I’ve made many friends at the festival and have many special moments. This year is its 50th, and I have only been going for about 13 years. There have been many changes over this time, particularly of venues, which become available and unavailable as time goes on, even in the short time (relatively) that I have been going. Whitby is one of the most reasonable festivals to attend, and unlike many, it is not in a field with tents, but indoors with seats, so it’s much easier for me.

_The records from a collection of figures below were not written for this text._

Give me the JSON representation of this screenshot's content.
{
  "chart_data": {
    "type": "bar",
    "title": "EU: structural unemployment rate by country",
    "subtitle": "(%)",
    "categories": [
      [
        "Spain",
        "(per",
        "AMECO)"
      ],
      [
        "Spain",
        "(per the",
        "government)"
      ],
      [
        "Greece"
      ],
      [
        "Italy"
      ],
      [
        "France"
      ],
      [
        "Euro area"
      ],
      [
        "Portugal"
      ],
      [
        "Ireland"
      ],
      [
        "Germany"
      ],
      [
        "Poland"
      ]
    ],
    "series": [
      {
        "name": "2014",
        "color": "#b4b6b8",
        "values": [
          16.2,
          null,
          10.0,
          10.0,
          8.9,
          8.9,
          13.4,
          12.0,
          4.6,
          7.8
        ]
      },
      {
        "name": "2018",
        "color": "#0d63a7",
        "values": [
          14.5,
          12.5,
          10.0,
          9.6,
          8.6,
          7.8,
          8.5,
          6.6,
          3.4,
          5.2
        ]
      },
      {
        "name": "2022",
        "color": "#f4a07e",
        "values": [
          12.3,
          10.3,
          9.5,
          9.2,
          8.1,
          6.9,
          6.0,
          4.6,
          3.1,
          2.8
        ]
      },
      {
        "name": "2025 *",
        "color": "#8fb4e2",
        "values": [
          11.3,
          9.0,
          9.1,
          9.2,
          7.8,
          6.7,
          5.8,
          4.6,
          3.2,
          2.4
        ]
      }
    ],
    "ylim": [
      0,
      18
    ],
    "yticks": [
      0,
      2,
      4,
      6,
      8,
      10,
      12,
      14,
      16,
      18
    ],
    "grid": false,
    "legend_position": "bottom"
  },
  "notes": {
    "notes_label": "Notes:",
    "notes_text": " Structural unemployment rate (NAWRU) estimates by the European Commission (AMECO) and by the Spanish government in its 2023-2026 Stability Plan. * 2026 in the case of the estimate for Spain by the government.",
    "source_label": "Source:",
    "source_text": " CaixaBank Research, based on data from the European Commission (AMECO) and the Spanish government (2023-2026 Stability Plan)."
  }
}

I will soon be getting down to planning my poetry workshops. We usually start with a hot penning to a simple prompt, as a warm up, then move into different exercises, always with chance to feedback and gain some pointers from everyone else, or just for the fun of it. We will often read some poems by published writers too, for stimulus and to help us get into the right zone, to ‘tune in’ as it were. Some of the attenders are musicians and dancers, others have come to the festival with family and are glad to find there are some different activities to do. On the last day, the Friday, we have a readaround, in which the available time is divided by the number of people who want to read and everyone gets their slot to come out to the front and entertain us with their work. I give advice on publication opportunities and encourage people to support poetry events local to them when they return home.
There is something very inspirational about Whitby itself: the literary connections, the spectacular coastline, the dramatic abbey, and the views of the moors. There are also some amazing eateries. It is a place I love to return to every year.